The Way We Were

By Domhnall de Barra

A momentous occasion in rural life was the day the pig got killed. It is illegal to do so now but a few years ago it was at least a yearly occurrence in every household in the country. Some farmers with large families might kill three or four pigs in the year. Some people bought the animal for slaughter but most raised a few pigs, fattened one for the house and sold the rest. We always kept a few pigs and I must admit I had a liking for them as a youngster. They were easy enough to rear from bonhams and as long as they got fed regularly they were happy.

There were great preparations on the day of the killing. The table to be used was scrubbed down with soap and boiling water and a big pot was put boiling over the fire waiting for the arrival of the butcher. Though some people did the killing themselves there was usually a recognised butcher in the locality who was skilled at the job and whose services were in great demand. The pig would be laid on his back on the table with four people holding the legs in the air. This was accompanied by much screeching from the frightened animal. The butcher then carefully chose the correct spot and plunged the knife deep into the animal. The woman of the house was ready with a pan to catch the blood that flowed from the deep wound and it was all over in a very short time. The blood was used to make the black puddings later on. As soon as the blood stopped flowing the pig was taken from the table and hung on the frame of a horse or ass cart, without its wheels, leaning against the wall. Boiled water and a razor were produced and the outer skin was washed and the hair shaved off. Then the butcher opened the carcass from top to bottom and the organs and entrails were removed. The guts were taken away, turned inside out, washed and boiled to remove any impurities as they would form the outer covering for the black puddings.

Every household had its own recipe for making puddings which was handed down from mother to daughter. No two were alike but they were all very tasty. The ingredients were mixed with the pig’s blood and filled into the guts, tied off in circles and cooked. In the meantime the other organs, heart, kidneys liver etc were put to one side to be cooked later. Bits of pork would be cut from the meat to be given to the neighbours with a couple of black puddings thrown in when they were ready. They would be wrapped in brown paper and we all loved getting the job of taking them around because at every house we would get sixpence or even a shilling. The rest of the meat was cut into squares and put into a barrel to be pickled or salted. This was to preserve the meat over a long period. The head was washed thoroughly and boiled, usually after being cut in half. There was great pickings in the head if one had the patience do  so.  The trotters or crubeens, sometimes called rooteens (phonetic spelling)  were also boiled and were very popular with some people.
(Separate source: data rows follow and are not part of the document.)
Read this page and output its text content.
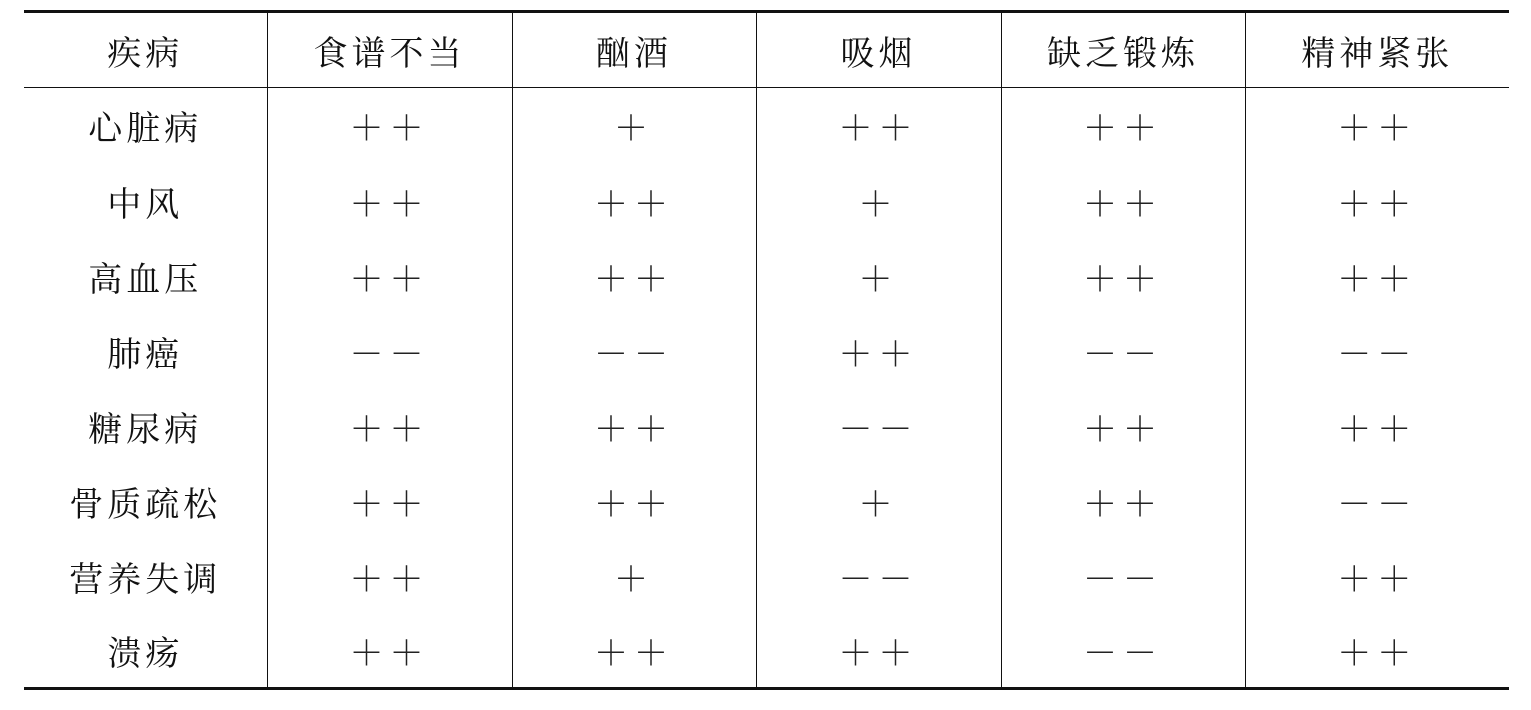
疾病	食谱不当	酗酒	吸烟	缺乏锻炼	精神紧张
心脏病	＋＋	＋	＋＋	＋＋	＋＋
中风	＋＋	＋＋	＋	＋＋	＋＋
高血压	＋＋	＋＋	＋	＋＋	＋＋
肺癌	－－	－－	＋＋	－－	－－
糖尿病	＋＋	＋＋	－－	＋＋	＋＋
骨质疏松	＋＋	＋＋	＋	＋＋	－－
营养失调	＋＋	＋	－－	－－	＋＋
溃疡	＋＋	＋＋	＋＋	－－	＋＋
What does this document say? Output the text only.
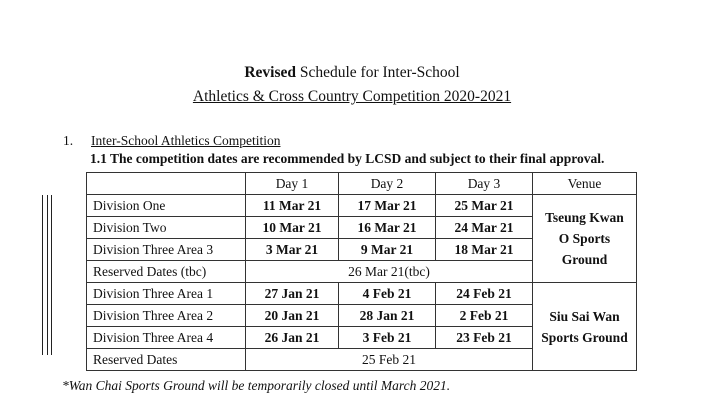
Revised Schedule for Inter-School
Athletics & Cross Country Competition 2020-2021
1. Inter-School Athletics Competition
1.1 The competition dates are recommended by LCSD and subject to their final approval.
	Day 1	Day 2	Day 3	Venue
Division One	11 Mar 21	17 Mar 21	25 Mar 21	Tseung Kwan
O Sports
Ground

Division Two	10 Mar 21	16 Mar 21	24 Mar 21	
Division Three Area 3	3 Mar 21	9 Mar 21	18 Mar 21	
Reserved Dates (tbc)	26 Mar 21(tbc)			
Division Three Area 1	27 Jan 21	4 Feb 21	24 Feb 21	Siu Sai Wan
Sports Ground

Division Three Area 2	20 Jan 21	28 Jan 21	2 Feb 21	
Division Three Area 4	26 Jan 21	3 Feb 21	23 Feb 21	
Reserved Dates	25 Feb 21			
*Wan Chai Sports Ground will be temporarily closed until March 2021.
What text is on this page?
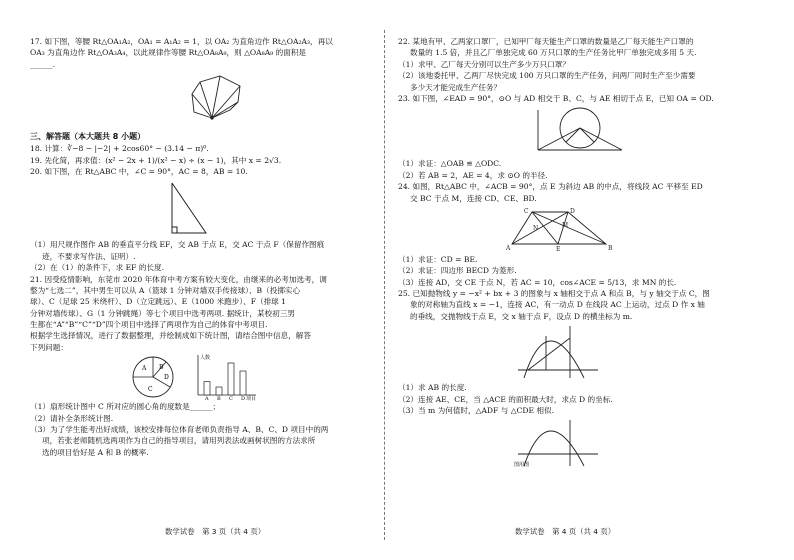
17. 如下图，等腰 Rt△OA₁A₂，OA₁ = A₁A₂ = 1，以 OA₂ 为直角边作 Rt△OA₂A₃，再以

OA₃ 为直角边作 Rt△OA₃A₄，以此规律作等腰 Rt△OA₈A₉，则 △OA₈A₉ 的面积是

______.

三、解答题（本大题共 8 小题）

18. 计算：∛−8 − |−2| + 2cos60° − (3.14 − π)⁰.

19. 先化简，再求值：(x² − 2x + 1)/(x² − x) ÷ (x − 1)，其中 x = 2√3.

20. 如下图，在 Rt△ABC 中，∠C = 90°，AC = 8，AB = 10.

（1）用尺规作图作 AB 的垂直平分线 EF，交 AB 于点 E，交 AC 于点 F（保留作图痕

迹，不要求写作法、证明）.

（2）在（1）的条件下，求 EF 的长度.

21. 因受疫情影响，东莞市 2020 年体育中考方案有较大变化，由继来的必考加选考，调

整为“七选二”，其中男生可以从 A（篮球 1 分钟对墙双手传接球）、B（投掷实心

球）、C（足球 25 米绕杆）、D（立定跳远）、E（1000 米跑步）、F（排球 1

分钟对墙传球）、G（1 分钟跳绳）等七个项目中选考两项. 据统计，某校初三男

生都在“A”“B”“C”“D”四个项目中选择了两项作为自己的体育中考项目.

根据学生选择情况，进行了数据整理，并绘制成如下统计图，请结合图中信息，解答

下列问题：

A B
C
D
人数
项目
A B C D

（1）扇形统计图中 C 所对应的圆心角的度数是______；

（2）请补全条形统计图.

（3）为了学生能考出好成绩，该校安排每位体育老师负责指导 A、B、C、D 项目中的两

项，若张老师随机选两项作为自己的指导项目，请用列表法或画树状图的方法求所

选的项目恰好是 A 和 B 的概率.

22. 某地有甲、乙两家口罩厂，已知甲厂每天能生产口罩的数量是乙厂每天能生产口罩的

数量的 1.5 倍，并且乙厂单独完成 60 万只口罩的生产任务比甲厂单独完成多用 5 天.

（1）求甲、乙厂每天分别可以生产多少万只口罩？

（2）该地委托甲、乙两厂尽快完成 100 万只口罩的生产任务，问两厂同时生产至少需要

多少天才能完成生产任务？

23. 如下图，∠EAD = 90°，⊙O 与 AD 相交于 B、C，与 AE 相切于点 E，已知 OA = OD.

（1）求证：△OAB ≌ △ODC.

（2）若 AB = 2，AE = 4，求 ⊙O 的半径.

24. 如图，Rt△ABC 中，∠ACB = 90°，点 E 为斜边 AB 的中点，将线段 AC 平移至 ED

交 BC 于点 M，连接 CD、CE、BD.

C	D
M
N
A	E	B

（1）求证：CD = BE.

（2）求证：四边形 BECD 为菱形.

（3）连接 AD，交 CE 于点 N，若 AC = 10，cos∠ACE = 5/13，求 MN 的长.

25. 已知抛物线 y = −x² + bx + 3 的图象与 x 轴相交于点 A 和点 B，与 y 轴交于点 C，图

象的对称轴为直线 x = −1，连接 AC，有一动点 D 在线段 AC 上运动，过点 D 作 x 轴

的垂线，交抛物线于点 E，交 x 轴于点 F，设点 D 的横坐标为 m.

（1）求 AB 的长度.

（2）连接 AE、CE，当 △ACE 的面积最大时，求点 D 的坐标.

（3）当 m 为何值时，△ADF 与 △CDE 相似.

图用图
数学试卷　第 3 页（共 4 页）	数学试卷　第 4 页（共 4 页）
As kids we were given the bladder which we blew up and used as a football. It never lasted too long as it was easily punctured by small thorns but we had great fun with it  for a while.

Having been left in the barrel for at least 9 days the meat might be hung from the ceiling where it was further cured by the smoke from the fire. This gave it a brownish colour and also gave it a special taste. This bacon provided the meat for the dinner at least every week day. Sunday might be an exception when a piece of beef might be brought from the butcher in town. They say bacon is the one meat you can eat every day and not get tired of it. Certainly, boiled with cabbage or turnips and flowery spuds there is no better fare. It had a completely different taste to the bacon one buys in the shops today which is more like cardboard at times!.

Whatever about the bacon, the taste of fresh pork steak and black puddings is divine. The smell of it cooking is enough to make the mouth water on its own. Over the years it has been my privilege to dine in some of the finest restaurants in the world but I have never come across any food that could compare to the puddings and pork steak fresh from the pig. As I said before, every house had  its own recipe but the best puddings I ever tasted were made by my next-door neighbour Norann Cusack. They had a taste all of their own and it is a pity that we will never again experience that pleasure because times have changed and fresh blood is no longer used. Pigs are now slaughtered in abattoirs without the personal touch that people had when they were providing for their own families. It might be gone but the memories linger on.